Perched on the cliffside above the Mediterranean Sea in Cap de Creus, a rocky peninsula off Spain’s Costa Brava a few kilometres south of the French border, Sunflower House is both blessed with breathtaking views and saddled with a sun-deprived orientation that also leaves it completely exposed to the region’s punishing north winds that can reach up to 180 kilometres by hour. Barcelona and Mexico-based award-winning architecture studio Cadaval & Solà-Morales faced these challenges with gusto and ingenuity, taking advantage of the local topography and climate to design a modern residence that takes in its surroundings in sips rather than gulps.

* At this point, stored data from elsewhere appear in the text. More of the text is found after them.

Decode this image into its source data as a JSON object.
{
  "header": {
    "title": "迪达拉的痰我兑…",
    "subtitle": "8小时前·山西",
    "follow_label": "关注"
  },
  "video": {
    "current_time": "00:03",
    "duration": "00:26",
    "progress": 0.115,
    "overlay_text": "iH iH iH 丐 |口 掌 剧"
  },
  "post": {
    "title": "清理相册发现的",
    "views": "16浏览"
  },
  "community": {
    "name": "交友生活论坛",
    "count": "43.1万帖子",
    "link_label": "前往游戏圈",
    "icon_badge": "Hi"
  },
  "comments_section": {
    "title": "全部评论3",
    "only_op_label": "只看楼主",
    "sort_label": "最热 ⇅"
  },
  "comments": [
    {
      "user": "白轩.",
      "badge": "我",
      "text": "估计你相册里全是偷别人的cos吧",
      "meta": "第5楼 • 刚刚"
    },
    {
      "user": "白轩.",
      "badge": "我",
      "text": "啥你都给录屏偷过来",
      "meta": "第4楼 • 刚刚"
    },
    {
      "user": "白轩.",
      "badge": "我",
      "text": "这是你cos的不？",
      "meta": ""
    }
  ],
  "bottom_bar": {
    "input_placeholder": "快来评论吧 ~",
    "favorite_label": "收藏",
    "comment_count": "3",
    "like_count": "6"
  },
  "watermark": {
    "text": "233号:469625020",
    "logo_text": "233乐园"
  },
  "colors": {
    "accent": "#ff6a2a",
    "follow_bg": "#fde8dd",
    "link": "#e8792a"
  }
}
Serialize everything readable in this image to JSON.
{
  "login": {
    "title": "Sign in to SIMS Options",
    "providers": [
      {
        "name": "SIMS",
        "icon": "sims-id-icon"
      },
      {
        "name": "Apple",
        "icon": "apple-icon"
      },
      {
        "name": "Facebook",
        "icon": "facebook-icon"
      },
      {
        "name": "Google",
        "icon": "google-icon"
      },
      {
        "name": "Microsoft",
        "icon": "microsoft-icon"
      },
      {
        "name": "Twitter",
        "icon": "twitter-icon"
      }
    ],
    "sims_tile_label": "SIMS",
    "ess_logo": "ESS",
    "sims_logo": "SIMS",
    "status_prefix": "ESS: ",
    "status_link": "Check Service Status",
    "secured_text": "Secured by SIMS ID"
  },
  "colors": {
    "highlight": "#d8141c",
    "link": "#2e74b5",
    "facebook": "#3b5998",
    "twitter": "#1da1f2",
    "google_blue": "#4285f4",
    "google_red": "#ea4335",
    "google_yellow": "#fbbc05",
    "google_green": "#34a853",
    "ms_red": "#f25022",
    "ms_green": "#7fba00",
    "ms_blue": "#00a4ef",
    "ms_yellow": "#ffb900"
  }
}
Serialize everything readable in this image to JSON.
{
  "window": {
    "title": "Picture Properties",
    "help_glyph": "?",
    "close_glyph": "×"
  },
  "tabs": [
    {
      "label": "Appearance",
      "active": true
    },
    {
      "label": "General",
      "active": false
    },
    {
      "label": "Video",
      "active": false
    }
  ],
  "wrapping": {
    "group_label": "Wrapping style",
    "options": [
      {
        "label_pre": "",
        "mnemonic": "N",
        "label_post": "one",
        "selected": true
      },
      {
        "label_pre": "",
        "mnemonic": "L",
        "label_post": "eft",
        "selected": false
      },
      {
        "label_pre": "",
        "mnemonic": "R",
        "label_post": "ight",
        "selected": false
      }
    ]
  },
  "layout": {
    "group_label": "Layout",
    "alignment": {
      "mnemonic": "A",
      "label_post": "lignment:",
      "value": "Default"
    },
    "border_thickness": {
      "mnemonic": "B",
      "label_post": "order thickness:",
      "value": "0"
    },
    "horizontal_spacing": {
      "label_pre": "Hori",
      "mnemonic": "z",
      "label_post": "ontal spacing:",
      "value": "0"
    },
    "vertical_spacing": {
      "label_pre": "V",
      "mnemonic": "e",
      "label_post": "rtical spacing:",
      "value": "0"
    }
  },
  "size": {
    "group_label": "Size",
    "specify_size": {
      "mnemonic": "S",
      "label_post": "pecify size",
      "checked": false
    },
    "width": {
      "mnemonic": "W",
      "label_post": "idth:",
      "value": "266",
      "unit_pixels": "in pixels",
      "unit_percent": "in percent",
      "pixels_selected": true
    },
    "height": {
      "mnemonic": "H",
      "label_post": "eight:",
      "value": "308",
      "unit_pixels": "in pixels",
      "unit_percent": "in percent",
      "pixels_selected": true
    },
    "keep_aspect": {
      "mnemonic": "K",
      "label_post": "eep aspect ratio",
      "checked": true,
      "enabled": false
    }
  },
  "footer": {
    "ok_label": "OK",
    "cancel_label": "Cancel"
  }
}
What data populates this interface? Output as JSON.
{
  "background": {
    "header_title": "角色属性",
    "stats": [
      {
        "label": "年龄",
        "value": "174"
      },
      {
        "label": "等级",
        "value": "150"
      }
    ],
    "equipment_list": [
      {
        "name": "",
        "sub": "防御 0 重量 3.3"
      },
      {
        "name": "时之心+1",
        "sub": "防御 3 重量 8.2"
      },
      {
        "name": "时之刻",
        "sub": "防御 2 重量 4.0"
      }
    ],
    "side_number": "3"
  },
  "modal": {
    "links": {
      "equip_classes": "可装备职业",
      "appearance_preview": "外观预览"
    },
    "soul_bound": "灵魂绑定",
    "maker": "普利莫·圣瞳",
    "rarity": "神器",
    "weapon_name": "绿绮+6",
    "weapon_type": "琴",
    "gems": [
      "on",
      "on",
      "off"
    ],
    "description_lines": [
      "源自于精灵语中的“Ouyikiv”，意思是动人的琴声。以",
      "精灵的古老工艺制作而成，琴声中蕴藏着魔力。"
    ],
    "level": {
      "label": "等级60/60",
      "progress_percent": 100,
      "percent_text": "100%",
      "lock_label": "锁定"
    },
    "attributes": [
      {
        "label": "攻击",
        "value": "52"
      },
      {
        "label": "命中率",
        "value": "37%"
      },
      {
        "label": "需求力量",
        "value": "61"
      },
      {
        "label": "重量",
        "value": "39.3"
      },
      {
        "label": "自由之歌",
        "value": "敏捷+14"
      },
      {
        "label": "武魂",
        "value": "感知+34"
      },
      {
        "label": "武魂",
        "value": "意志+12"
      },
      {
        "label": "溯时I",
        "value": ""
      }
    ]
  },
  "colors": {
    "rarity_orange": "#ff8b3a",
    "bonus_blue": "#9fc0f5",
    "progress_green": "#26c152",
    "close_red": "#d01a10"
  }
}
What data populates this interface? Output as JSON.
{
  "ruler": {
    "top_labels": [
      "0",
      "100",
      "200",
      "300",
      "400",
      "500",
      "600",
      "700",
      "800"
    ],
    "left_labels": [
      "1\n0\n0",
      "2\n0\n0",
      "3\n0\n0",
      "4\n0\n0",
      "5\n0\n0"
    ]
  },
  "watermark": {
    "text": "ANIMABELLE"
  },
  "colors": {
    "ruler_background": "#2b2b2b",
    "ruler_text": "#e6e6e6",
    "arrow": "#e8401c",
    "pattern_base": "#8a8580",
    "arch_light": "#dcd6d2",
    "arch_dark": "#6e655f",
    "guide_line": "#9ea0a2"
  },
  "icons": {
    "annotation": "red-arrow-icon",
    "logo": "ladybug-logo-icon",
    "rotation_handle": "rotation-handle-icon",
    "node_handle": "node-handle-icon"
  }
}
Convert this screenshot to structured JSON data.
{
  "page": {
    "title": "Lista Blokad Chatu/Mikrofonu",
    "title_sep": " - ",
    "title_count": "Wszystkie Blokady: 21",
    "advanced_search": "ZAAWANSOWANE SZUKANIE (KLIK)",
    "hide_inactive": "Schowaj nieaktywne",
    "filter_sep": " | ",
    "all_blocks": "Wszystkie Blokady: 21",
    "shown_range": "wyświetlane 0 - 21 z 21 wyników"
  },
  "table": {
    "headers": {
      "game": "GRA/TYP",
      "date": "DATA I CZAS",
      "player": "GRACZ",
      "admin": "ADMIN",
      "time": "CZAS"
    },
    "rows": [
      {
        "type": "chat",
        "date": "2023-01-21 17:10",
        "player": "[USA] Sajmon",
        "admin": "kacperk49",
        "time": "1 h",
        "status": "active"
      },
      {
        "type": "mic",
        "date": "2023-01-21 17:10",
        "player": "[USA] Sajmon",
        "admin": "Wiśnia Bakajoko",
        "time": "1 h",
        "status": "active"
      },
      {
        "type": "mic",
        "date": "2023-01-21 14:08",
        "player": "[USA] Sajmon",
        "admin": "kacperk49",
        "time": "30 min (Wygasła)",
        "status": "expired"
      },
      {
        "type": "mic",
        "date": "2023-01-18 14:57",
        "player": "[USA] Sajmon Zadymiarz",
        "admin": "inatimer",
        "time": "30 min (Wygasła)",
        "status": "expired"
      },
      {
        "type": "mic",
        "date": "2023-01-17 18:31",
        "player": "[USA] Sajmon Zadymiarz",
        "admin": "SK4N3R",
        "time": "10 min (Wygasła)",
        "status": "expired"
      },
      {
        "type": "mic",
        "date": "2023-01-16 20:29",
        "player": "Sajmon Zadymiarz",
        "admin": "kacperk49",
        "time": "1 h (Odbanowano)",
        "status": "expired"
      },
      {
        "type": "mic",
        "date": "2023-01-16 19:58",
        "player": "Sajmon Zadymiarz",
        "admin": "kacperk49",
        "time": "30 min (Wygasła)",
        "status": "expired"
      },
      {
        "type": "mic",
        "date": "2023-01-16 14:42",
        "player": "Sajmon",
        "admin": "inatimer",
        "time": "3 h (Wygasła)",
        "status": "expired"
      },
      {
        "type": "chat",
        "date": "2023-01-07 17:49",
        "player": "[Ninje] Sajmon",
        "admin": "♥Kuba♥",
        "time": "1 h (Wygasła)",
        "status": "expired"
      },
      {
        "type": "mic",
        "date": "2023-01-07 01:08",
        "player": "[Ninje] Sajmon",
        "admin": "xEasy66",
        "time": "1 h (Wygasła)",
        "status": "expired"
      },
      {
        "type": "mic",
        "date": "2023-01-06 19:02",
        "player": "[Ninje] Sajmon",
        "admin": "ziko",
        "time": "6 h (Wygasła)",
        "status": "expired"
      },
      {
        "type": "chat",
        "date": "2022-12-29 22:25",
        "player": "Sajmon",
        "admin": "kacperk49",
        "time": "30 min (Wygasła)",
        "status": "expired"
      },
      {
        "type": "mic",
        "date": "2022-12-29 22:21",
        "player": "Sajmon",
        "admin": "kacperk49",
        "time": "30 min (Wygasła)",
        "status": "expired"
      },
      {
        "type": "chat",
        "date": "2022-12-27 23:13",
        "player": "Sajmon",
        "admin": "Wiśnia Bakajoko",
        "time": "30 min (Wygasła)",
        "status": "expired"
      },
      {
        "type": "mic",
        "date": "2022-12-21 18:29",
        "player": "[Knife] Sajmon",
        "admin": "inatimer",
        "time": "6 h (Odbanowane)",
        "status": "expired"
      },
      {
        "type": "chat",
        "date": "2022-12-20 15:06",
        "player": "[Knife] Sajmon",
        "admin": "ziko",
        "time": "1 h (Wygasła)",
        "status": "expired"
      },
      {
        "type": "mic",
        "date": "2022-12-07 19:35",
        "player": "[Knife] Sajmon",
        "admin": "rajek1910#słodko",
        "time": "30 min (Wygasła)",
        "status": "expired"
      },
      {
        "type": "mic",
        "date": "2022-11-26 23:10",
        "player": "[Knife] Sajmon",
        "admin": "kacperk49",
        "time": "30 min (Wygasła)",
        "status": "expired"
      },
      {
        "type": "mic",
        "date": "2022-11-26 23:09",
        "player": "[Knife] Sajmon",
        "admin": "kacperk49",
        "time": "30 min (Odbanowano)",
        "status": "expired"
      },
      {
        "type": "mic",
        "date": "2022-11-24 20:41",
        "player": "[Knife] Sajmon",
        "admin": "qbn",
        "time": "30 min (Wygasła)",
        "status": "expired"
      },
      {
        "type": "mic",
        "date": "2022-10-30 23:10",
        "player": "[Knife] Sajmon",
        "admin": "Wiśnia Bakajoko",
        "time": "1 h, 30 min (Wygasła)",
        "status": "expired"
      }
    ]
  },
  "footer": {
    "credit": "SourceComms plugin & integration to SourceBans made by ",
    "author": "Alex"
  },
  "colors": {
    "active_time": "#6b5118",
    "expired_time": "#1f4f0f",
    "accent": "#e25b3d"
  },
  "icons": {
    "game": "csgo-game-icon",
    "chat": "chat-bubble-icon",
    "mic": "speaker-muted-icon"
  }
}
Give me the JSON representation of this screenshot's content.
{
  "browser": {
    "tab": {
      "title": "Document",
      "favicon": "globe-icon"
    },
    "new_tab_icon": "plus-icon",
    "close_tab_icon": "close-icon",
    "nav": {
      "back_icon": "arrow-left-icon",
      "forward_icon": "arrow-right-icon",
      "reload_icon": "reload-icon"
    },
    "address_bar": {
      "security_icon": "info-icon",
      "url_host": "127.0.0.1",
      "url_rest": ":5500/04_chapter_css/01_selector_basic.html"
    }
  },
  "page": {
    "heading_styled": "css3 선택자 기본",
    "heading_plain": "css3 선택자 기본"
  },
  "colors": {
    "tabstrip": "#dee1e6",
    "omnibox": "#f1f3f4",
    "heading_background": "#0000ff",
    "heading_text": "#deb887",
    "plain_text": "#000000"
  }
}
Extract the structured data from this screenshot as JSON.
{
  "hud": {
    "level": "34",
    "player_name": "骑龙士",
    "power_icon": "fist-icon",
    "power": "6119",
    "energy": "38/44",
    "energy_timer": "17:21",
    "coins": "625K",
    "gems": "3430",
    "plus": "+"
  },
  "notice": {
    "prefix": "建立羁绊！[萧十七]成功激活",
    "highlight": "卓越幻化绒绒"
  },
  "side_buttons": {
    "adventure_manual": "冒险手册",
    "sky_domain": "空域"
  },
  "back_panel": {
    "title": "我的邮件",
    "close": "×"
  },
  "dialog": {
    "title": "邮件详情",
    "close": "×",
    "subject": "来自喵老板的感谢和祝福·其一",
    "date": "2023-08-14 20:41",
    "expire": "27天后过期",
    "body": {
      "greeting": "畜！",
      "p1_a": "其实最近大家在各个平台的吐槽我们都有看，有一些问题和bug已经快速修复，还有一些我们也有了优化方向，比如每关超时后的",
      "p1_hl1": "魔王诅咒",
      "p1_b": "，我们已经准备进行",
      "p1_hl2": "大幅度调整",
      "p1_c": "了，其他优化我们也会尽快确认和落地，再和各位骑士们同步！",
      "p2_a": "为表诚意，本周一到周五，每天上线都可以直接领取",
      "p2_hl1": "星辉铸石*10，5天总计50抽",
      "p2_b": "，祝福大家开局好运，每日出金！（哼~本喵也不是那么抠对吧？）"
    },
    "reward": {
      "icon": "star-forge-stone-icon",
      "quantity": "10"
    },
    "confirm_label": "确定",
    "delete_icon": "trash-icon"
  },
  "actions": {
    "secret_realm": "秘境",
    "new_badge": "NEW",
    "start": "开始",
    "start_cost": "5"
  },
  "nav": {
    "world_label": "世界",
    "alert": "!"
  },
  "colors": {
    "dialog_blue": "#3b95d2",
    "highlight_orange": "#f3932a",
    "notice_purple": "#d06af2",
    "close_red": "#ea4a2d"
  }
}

Diving precipitously into the sea, the dry, tree-less foothills of the Pyrenees create a wild landscape of ever shifting views that lend Cap de Creus a dramatic sensibility. It was this scenic quality with its promise of great views along with the Mediterranean sun that attracted Mel and Geoff, the house’s owners, to this plot of land. Its north-facing orientation however meant that despite the panoramic vistas sun exposure was minimal. The design of the two-storey house therefore evolved from the twin quest for views and sunlight. Similarly to a sunflower that turns its head to track the sun, each room juts out in a different direction to optimize its sun exposure as well as break down the sweeping seascape panorama into intimate views.
Featuring fully glazed frontal facades, the protruding cubes frame separate views, each one carefully chosen in the same way an artwork is selected to adorn a space, but also precisely orientated to maximize the sunlight penetration at specific times of the day. Despite the fragmentation of the surrounding seascape into a series of framed vistas, the viewing experience from the communal space at the core of the residence is continuous. Part of an open-plan layout that included the kitchen, the dining area and a study, the living room occupies a double-height central space that the protruding blocks converge upon. Built against the cliffside, the extended height allows the introduction of a south-facing clerestorey window on the back of the space ushering in sunlight where normally there’d be none.
On the upper floor, the three bedrooms fan out to enjoy private views of the open sea while a seating room on the back opens up to a patio bound by the building and rock and thus protected from the strong local winds. On less windy days, the occupants can enjoy the decked terrace on the front and the infinity pool lower down the landscaped slope.
The house is built exclusively out of local materials with the only exception being the high-tech glazing usually found in skyscrapers, which had to withstand not only the gusty winds and the solar heat but also the extreme humidity of the coastal location. Inside, a minimalist aesthetic of white walls and ceilings and dark grey screed flooring, gives the interiors a neutral aura against which the deep blues of the sea and the shifting hues of the sky stand out in all their glory.
From afar, the protruding cubic blocks appear as a modernist sculpture of geometric abstraction, enhanced by its brilliant whiteness set against the brooding rocks and shrubs of the cliffside, a fitting description for a house that contains such kaleidoscopic views of the open sea.